Frühling 1914: Die Familie von Voss herrscht seit Jahrhunderten über einen großen Gutshof im Alten Land. Als Lennart von Voss, der jüngste Sohn und Erbe, volljährig wird, wird ihm zu Ehren ein glanzvolles Fest ausgerichtet. Während der Feierlichkeiten kommt es jedoch zum Eklat, da Lennart seine Zeit lieber im Dorf mit der jungen Fabrikarbeiterin Jenny verbringt. Derweil wird von Lennarts älterem Bruder Gerrit eine folgenschwere Entscheidung verlangt. Doch der Sturm, der die Familie von Voss zu zerreißen droht, ist nichts gegen den großen Sturm, der in ganz Europa aufzieht – denn der Erste Weltkrieg wirft seine Schatten voraus.

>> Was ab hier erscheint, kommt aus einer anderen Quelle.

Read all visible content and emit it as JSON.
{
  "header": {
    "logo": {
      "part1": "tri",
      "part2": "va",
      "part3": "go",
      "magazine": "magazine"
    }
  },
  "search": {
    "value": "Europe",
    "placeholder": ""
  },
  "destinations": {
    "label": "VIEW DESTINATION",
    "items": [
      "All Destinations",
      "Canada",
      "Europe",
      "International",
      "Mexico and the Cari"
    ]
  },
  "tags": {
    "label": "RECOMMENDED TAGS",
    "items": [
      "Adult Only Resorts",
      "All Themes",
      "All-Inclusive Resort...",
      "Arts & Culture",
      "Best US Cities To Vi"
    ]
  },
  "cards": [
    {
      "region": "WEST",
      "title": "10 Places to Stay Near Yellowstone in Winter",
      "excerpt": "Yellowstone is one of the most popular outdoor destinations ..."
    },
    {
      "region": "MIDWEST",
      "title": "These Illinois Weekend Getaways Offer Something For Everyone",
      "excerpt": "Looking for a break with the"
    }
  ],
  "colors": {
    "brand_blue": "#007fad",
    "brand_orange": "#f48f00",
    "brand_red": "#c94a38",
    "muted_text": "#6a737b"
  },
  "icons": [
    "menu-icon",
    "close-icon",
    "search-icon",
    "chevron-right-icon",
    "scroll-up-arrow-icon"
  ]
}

Micaela Jary stammt aus Hamburg und wuchs im Tessin auf. Sie arbeitete lange als Journalistin, bevor sie sich ganz dem Schreiben von Romanen widmete. Nach einem langjährigen Aufenthalt in Paris lebt sie heute mit Mann und Hund in Berlin und München. Zum Schreiben begibt sie sich aber auch in ein kleines Landhaus nahe Rostock.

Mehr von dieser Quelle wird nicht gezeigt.